Der Vorsitzende der Palästinensischen Autonomiebehörde, Mahmoud Abbas am 25. Juli 2019 in Ramallah. Foto Flash90.
Lesezeit: 6 Minuten

Seit ihrer Gründung hat die Palästinensische Autonomiebehörde (PA) Dutzende von Milliarden Dollar an internationaler Hilfe erhalten. Seit 2011 haben die Europäische Union, die Vereinigten Staaten und andere Länder der PA Hunderte von Millionen Dollar und Euro an Hilfe zur Verfügung gestellt.

von Maurice Hirsch

Während die PA sich ständig über ihre finanziellen Schwierigkeiten beschwert, zeigt die Überprüfung ihrer eigenen Finanzunterlagen für die Jahre 2011 – 2018, dass sie über 7 Milliarden Schekel (rund 1,99 Milliarden US-Dollar) aus ihrer Kasse an die Palästinensische Befreiungsorganisation (PLO) transferiert hat, von denen einige dann an terroristische Organisationen weitergeleitet wurden. Im gleichen Zeitraum gab die PA auch über 440 Millionen Schekel (rund 125 Mio. US-Dollar) für die Finanzierung ihrer nicht funktionierenden Institutionen aus.

Finanzierung der PLO und international benannter terroristischer Organisationen

Die PLO, die auch von dem Vorsitzenden der PA, Mahmoud Abbas, geleitet wird, ist ein Dachverband für mehrere palästinensische Gruppen.
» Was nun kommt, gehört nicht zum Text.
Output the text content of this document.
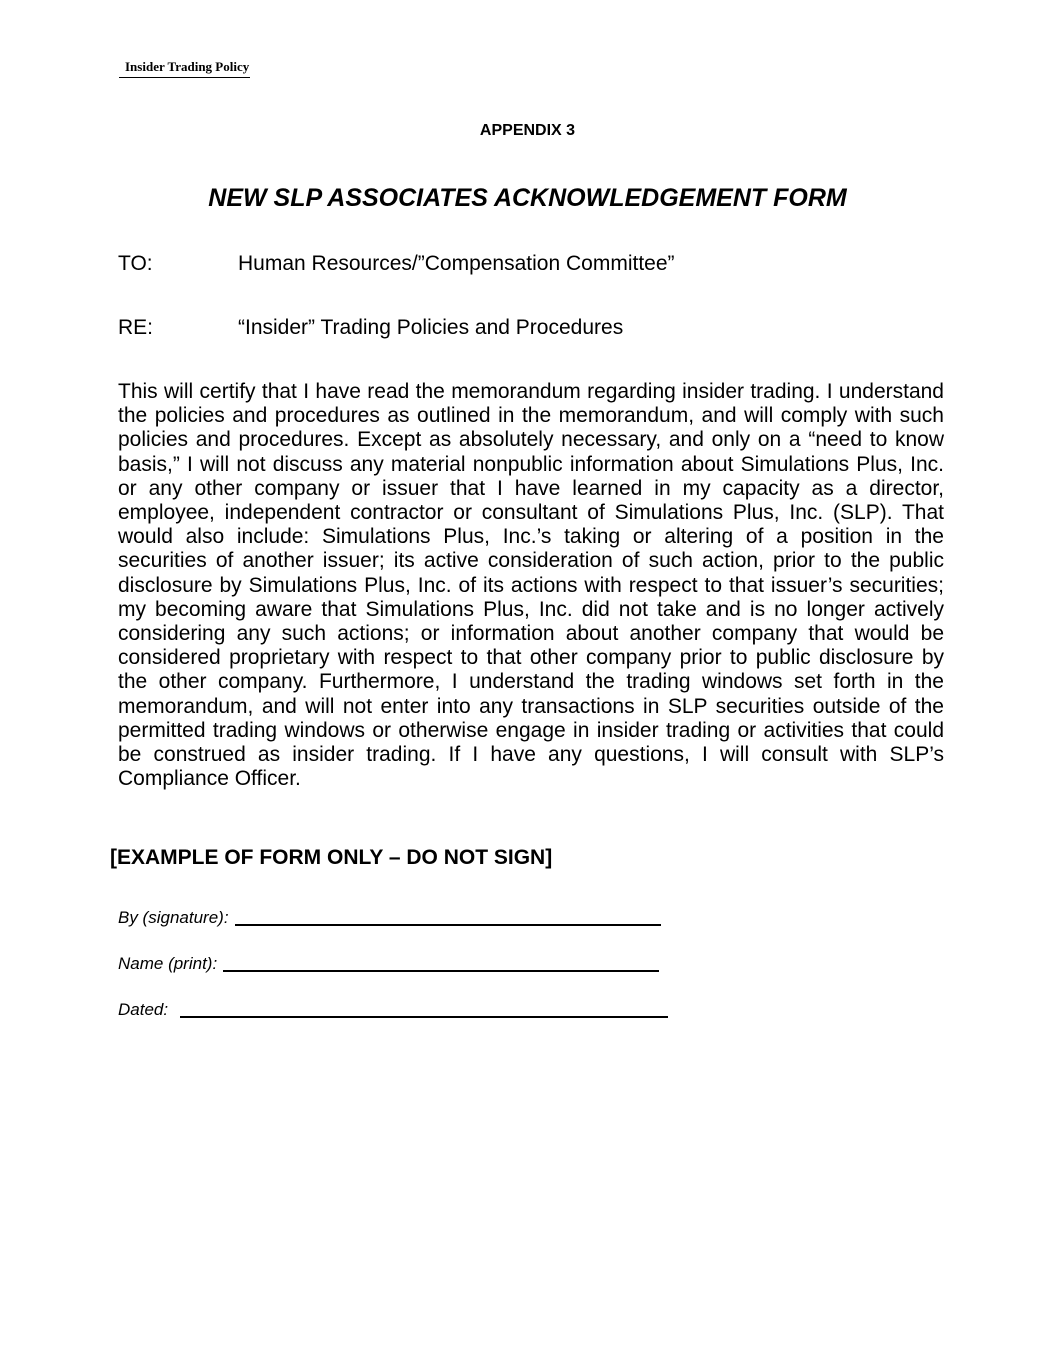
Insider Trading Policy
APPENDIX 3
NEW SLP ASSOCIATES ACKNOWLEDGEMENT FORM
TO:	Human Resources/”Compensation Committee”
RE:	“Insider” Trading Policies and Procedures
This will certify that I have read the memorandum regarding insider trading. I understand the policies and procedures as outlined in the memorandum, and will comply with such policies and procedures. Except as absolutely necessary, and only on a “need to know basis,” I will not discuss any material nonpublic information about Simulations Plus, Inc. or any other company or issuer that I have learned in my capacity as a director, employee, independent contractor or consultant of Simulations Plus, Inc. (SLP). That would also include: Simulations Plus, Inc.’s taking or altering of a position in the securities of another issuer; its active consideration of such action, prior to the public disclosure by Simulations Plus, Inc. of its actions with respect to that issuer’s securities; my becoming aware that Simulations Plus, Inc. did not take and is no longer actively considering any such actions; or information about another company that would be considered proprietary with respect to that other company prior to public disclosure by the other company. Furthermore, I understand the trading windows set forth in the memorandum, and will not enter into any transactions in SLP securities outside of the permitted trading windows or otherwise engage in insider trading or activities that could be construed as insider trading. If I have any questions, I will consult with SLP’s Compliance Officer.
[EXAMPLE OF FORM ONLY – DO NOT SIGN]
By (signature):
Name (print):
Dated:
Das grösste und dominanteste Mitglied ist die Fatah-Partei von Abbas. Weitere Mitglieder sind von den USA und der EU als Terrororganisationen bezeichnete Gruppen wie die Volksfront zur Befreiung Palästinas (PFLP) und die Palästinensische Befreiungsfront (PLF). PLO-Mitglieder haben Anspruch auf Mittel der PLO und erhalten diese auch.

Während internationale Geber von der Palästinensischen Autonomiebehörde finanzielle Transparenz gefordert haben, unterliegt die PLO keiner Finanzregulierung oder Transparenzanforderungen. Dementsprechend ist es unmöglich zu wissen, was mit den Milliarden von Dollar an Gebergeldern geschieht, die von der PA an die PLO gegeben wurden und auch heute noch zur Verfügung gestellt werden.

Nur sporadisch sind die finanziellen Abläufe der PLO ersichtlich. Im Juni 2018 beschwerte sich ein hochrangiger PFLP-Beamter, Maher Mazhar, darüber, dass die PFLP ihre monatlichen Zuweisungen nicht von der PLO erhalten habe.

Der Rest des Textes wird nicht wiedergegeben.